I mentioned Polanski's film for a good reason: This movie is slavish in its dedication to it. Like Repulsion, it features an aloof, attractive blonde with a history of mental illness possibly due to childhood sexual abuse. Both characters are named Carol and both begin hallucinating and going off the deep end once they're left alone to their own thoughts in a quiet location. This also swipes the cracking walls, the unnerving sounds of water dripping and clocks ticking, possibly imaged sexual assaults and the macabre time passage symbolism (Polanski used sprouting potatoes and a rotting skinned rabbit and this one uses an apple that begins to fester with worms) from Polanski's movie. Of course, so many borrowings could potentially place this in the category of 'rip off' but the director makes it all as blatant as possible because when you're really obvious people will claim you are 'cleverly referencing' a movie and not copying it. Hell, Quentin Tarantino has made an acclaimed career for himself out of just that for the past 20 years.

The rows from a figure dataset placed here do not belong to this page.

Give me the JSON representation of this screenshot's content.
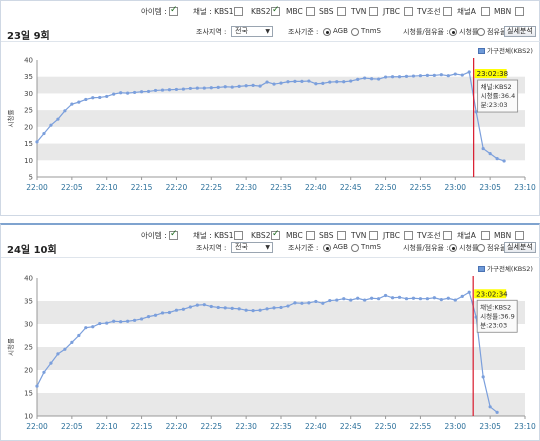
{
  "colors": {
    "band": "#e8e8e8",
    "line": "#7b9fdc",
    "point": "#7b9fdc",
    "marker": "#d8182b",
    "highlight": "#ffff00",
    "legend_swatch": "#6e9ad8"
  },
  "filters": {
    "items": [
      {
        "label": "아이템 :",
        "checked": true
      },
      {
        "label": "채널 : KBS1",
        "checked": false
      },
      {
        "label": "KBS2",
        "checked": true
      },
      {
        "label": "MBC",
        "checked": false
      },
      {
        "label": "SBS",
        "checked": false
      },
      {
        "label": "TVN",
        "checked": false
      },
      {
        "label": "JTBC",
        "checked": false
      },
      {
        "label": "TV조선",
        "checked": false
      },
      {
        "label": "채널A",
        "checked": false
      },
      {
        "label": "MBN",
        "checked": false
      }
    ]
  },
  "controls": {
    "region_label": "조사지역 :",
    "region_value": "전국",
    "target_label": "조사기준 :",
    "target_options": [
      "AGB",
      "TnmS"
    ],
    "metric_label": "시청률/점유율 :",
    "metric_options": [
      "시청률",
      "점유율"
    ],
    "realtime_button": "실세분석"
  },
  "panels": [
    {
      "title": "23일 9회",
      "marker_time": "23:02:38",
      "tooltip_lines": [
        "채널:KBS2",
        "시청률:36.4",
        "분:23:03"
      ],
      "legend": "가구전체(KBS2)"
    },
    {
      "title": "24일 10회",
      "marker_time": "23:02:34",
      "tooltip_lines": [
        "채널:KBS2",
        "시청률:36.9",
        "분:23:03"
      ],
      "legend": "가구전체(KBS2)"
    }
  ],
  "chart_data": [
    {
      "type": "line",
      "title": "23일 9회",
      "xlabel": "",
      "ylabel": "시청률",
      "ylim": [
        5,
        40
      ],
      "yticks": [
        5,
        10,
        15,
        20,
        25,
        30,
        35,
        40
      ],
      "xticks": [
        "22:00",
        "22:05",
        "22:10",
        "22:15",
        "22:20",
        "22:25",
        "22:30",
        "22:35",
        "22:40",
        "22:45",
        "22:50",
        "22:55",
        "23:00",
        "23:05",
        "23:10"
      ],
      "x_start_time": "22:00",
      "x_end_time": "23:10",
      "grid": "alternating horizontal bands",
      "legend_position": "top-right",
      "series": [
        {
          "name": "가구전체(KBS2)",
          "x": [
            "22:00",
            "22:01",
            "22:02",
            "22:03",
            "22:04",
            "22:05",
            "22:06",
            "22:07",
            "22:08",
            "22:09",
            "22:10",
            "22:11",
            "22:12",
            "22:13",
            "22:14",
            "22:15",
            "22:16",
            "22:17",
            "22:18",
            "22:19",
            "22:20",
            "22:21",
            "22:22",
            "22:23",
            "22:24",
            "22:25",
            "22:26",
            "22:27",
            "22:28",
            "22:29",
            "22:30",
            "22:31",
            "22:32",
            "22:33",
            "22:34",
            "22:35",
            "22:36",
            "22:37",
            "22:38",
            "22:39",
            "22:40",
            "22:41",
            "22:42",
            "22:43",
            "22:44",
            "22:45",
            "22:46",
            "22:47",
            "22:48",
            "22:49",
            "22:50",
            "22:51",
            "22:52",
            "22:53",
            "22:54",
            "22:55",
            "22:56",
            "22:57",
            "22:58",
            "22:59",
            "23:00",
            "23:01",
            "23:02",
            "23:03",
            "23:04",
            "23:05",
            "23:06",
            "23:07"
          ],
          "values": [
            15.5,
            18,
            20.5,
            22.3,
            24.8,
            26.8,
            27.4,
            28.2,
            28.7,
            28.8,
            29.1,
            29.8,
            30.2,
            30.1,
            30.3,
            30.5,
            30.6,
            30.9,
            31.0,
            31.1,
            31.2,
            31.3,
            31.5,
            31.6,
            31.6,
            31.7,
            31.8,
            32.0,
            31.9,
            32.1,
            32.3,
            32.4,
            32.2,
            33.4,
            32.8,
            33.1,
            33.5,
            33.6,
            33.6,
            33.7,
            32.9,
            33.0,
            33.4,
            33.5,
            33.5,
            33.7,
            34.2,
            34.6,
            34.4,
            34.3,
            34.9,
            35.0,
            35.0,
            35.1,
            35.2,
            35.3,
            35.4,
            35.4,
            35.6,
            35.3,
            35.8,
            35.5,
            36.4,
            24.5,
            13.5,
            12.0,
            10.5,
            9.8
          ]
        }
      ],
      "marker_x": "23:02:38"
    },
    {
      "type": "line",
      "title": "24일 10회",
      "xlabel": "",
      "ylabel": "시청률",
      "ylim": [
        10,
        40
      ],
      "yticks": [
        10,
        15,
        20,
        25,
        30,
        35,
        40
      ],
      "xticks": [
        "22:00",
        "22:05",
        "22:10",
        "22:15",
        "22:20",
        "22:25",
        "22:30",
        "22:35",
        "22:40",
        "22:45",
        "22:50",
        "22:55",
        "23:00",
        "23:05",
        "23:10"
      ],
      "x_start_time": "22:00",
      "x_end_time": "23:10",
      "grid": "alternating horizontal bands",
      "legend_position": "top-right",
      "series": [
        {
          "name": "가구전체(KBS2)",
          "x": [
            "22:00",
            "22:01",
            "22:02",
            "22:03",
            "22:04",
            "22:05",
            "22:06",
            "22:07",
            "22:08",
            "22:09",
            "22:10",
            "22:11",
            "22:12",
            "22:13",
            "22:14",
            "22:15",
            "22:16",
            "22:17",
            "22:18",
            "22:19",
            "22:20",
            "22:21",
            "22:22",
            "22:23",
            "22:24",
            "22:25",
            "22:26",
            "22:27",
            "22:28",
            "22:29",
            "22:30",
            "22:31",
            "22:32",
            "22:33",
            "22:34",
            "22:35",
            "22:36",
            "22:37",
            "22:38",
            "22:39",
            "22:40",
            "22:41",
            "22:42",
            "22:43",
            "22:44",
            "22:45",
            "22:46",
            "22:47",
            "22:48",
            "22:49",
            "22:50",
            "22:51",
            "22:52",
            "22:53",
            "22:54",
            "22:55",
            "22:56",
            "22:57",
            "22:58",
            "22:59",
            "23:00",
            "23:01",
            "23:02",
            "23:03",
            "23:04",
            "23:05",
            "23:06"
          ],
          "values": [
            16.5,
            19.5,
            21.5,
            23.5,
            24.5,
            26.0,
            27.5,
            29.2,
            29.4,
            30.1,
            30.2,
            30.6,
            30.5,
            30.6,
            30.8,
            31.1,
            31.6,
            31.9,
            32.4,
            32.5,
            33.0,
            33.2,
            33.7,
            34.1,
            34.2,
            33.8,
            33.6,
            33.5,
            33.4,
            33.3,
            33.0,
            32.9,
            33.0,
            33.3,
            33.5,
            33.6,
            33.9,
            34.6,
            34.5,
            34.6,
            34.9,
            34.5,
            35.1,
            35.2,
            35.5,
            35.2,
            35.6,
            35.2,
            35.6,
            35.5,
            36.2,
            35.7,
            35.8,
            35.5,
            35.6,
            35.5,
            35.5,
            35.7,
            35.3,
            35.6,
            35.2,
            36.0,
            36.9,
            31.5,
            18.5,
            12.0,
            10.8
          ]
        }
      ],
      "marker_x": "23:02:34"
    }
  ]
}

I won't go too heavily into the plot, just to say Leigh's "emotionally delicate" character, who's spent some time in an institution, inherits 10 thousand dollars and what she believes to be an ordinary, warehouse-sized nightclub from her late Uncle. Against her mother's (Brenda Vaccaro) wishes, she decides to move in and fix the place up. While the first floor of the building is indeed just a regular club under renovation, the second story of the joint is another matter entirely. Upstairs is a red hallway with flickering lights and walls lined with numerous multi- colored locked doors; behind each a room catering to a specific sexual fetish. Rooms have beach themes and library themes, some have mattresses lined on the floors, mirrors on the walls and cameras with monitors. TVs play porn cartoons and sex loops and there's even an XXX video game. The creepiest of the rooms which ends up having the most significance is a some kind of S&M chamber with chains, leather, mannequins and words like "Master" and "Obedience" painted on the walls.






Almost immediately after moving in, Carol begins having strange visions and meets even stranger people whose motivations and identities are unclear. The foreman (James Redhorn) working on restoring the building is reluctant to alter the dead Uncle's original plans but won't say why. A trio of guys (including Steve Buscemi) attempt to rape her, but a police chief (Frank Stallone) chooses not to believe her story because apparently she'd cried wolf in regards to sexual assault in the past. She's befriended by both a rape crisis counselor (Denise Dumont) and a mysterious man (Peter Coyote) who shows up pretending to be a detective but is someone else entirely. As that's all going on - set to a Yanni score no less - the director plies on the bizarre imagery right and left. Doors constantly open and close by themselves, apples appear everywhere, children's laughter is heard, a bicycle flies down a hallway, a giant eyeball crashes through a door and appears inside a water bed, etc. Oh yeah, and let us not forget the last minute appearance of a crazed transsexual for good measure!






Leigh is given an extremely difficult character to play here. She's a sexually repressed neurotic who constantly talks to herself, a chain-smoking former alcoholic, a survivor of sex abuse plagued by flashbacks, a near-hysterical woman suffering from paranoid delusions... the director really piles it on in this one and it's a testament to Leigh's brilliance as an actress that she manages to plausibly play this ridiculously complicated character regardless of all the crazy things going on around her. It's just too bad the performance is wasted in service of a subpar, poorly-scripted film few people wanted to watch then and even fewer want to watch now. The only way distributors were able to even sell this mess was by misleadingly marketing it as an erotic thriller, which it is certainly not.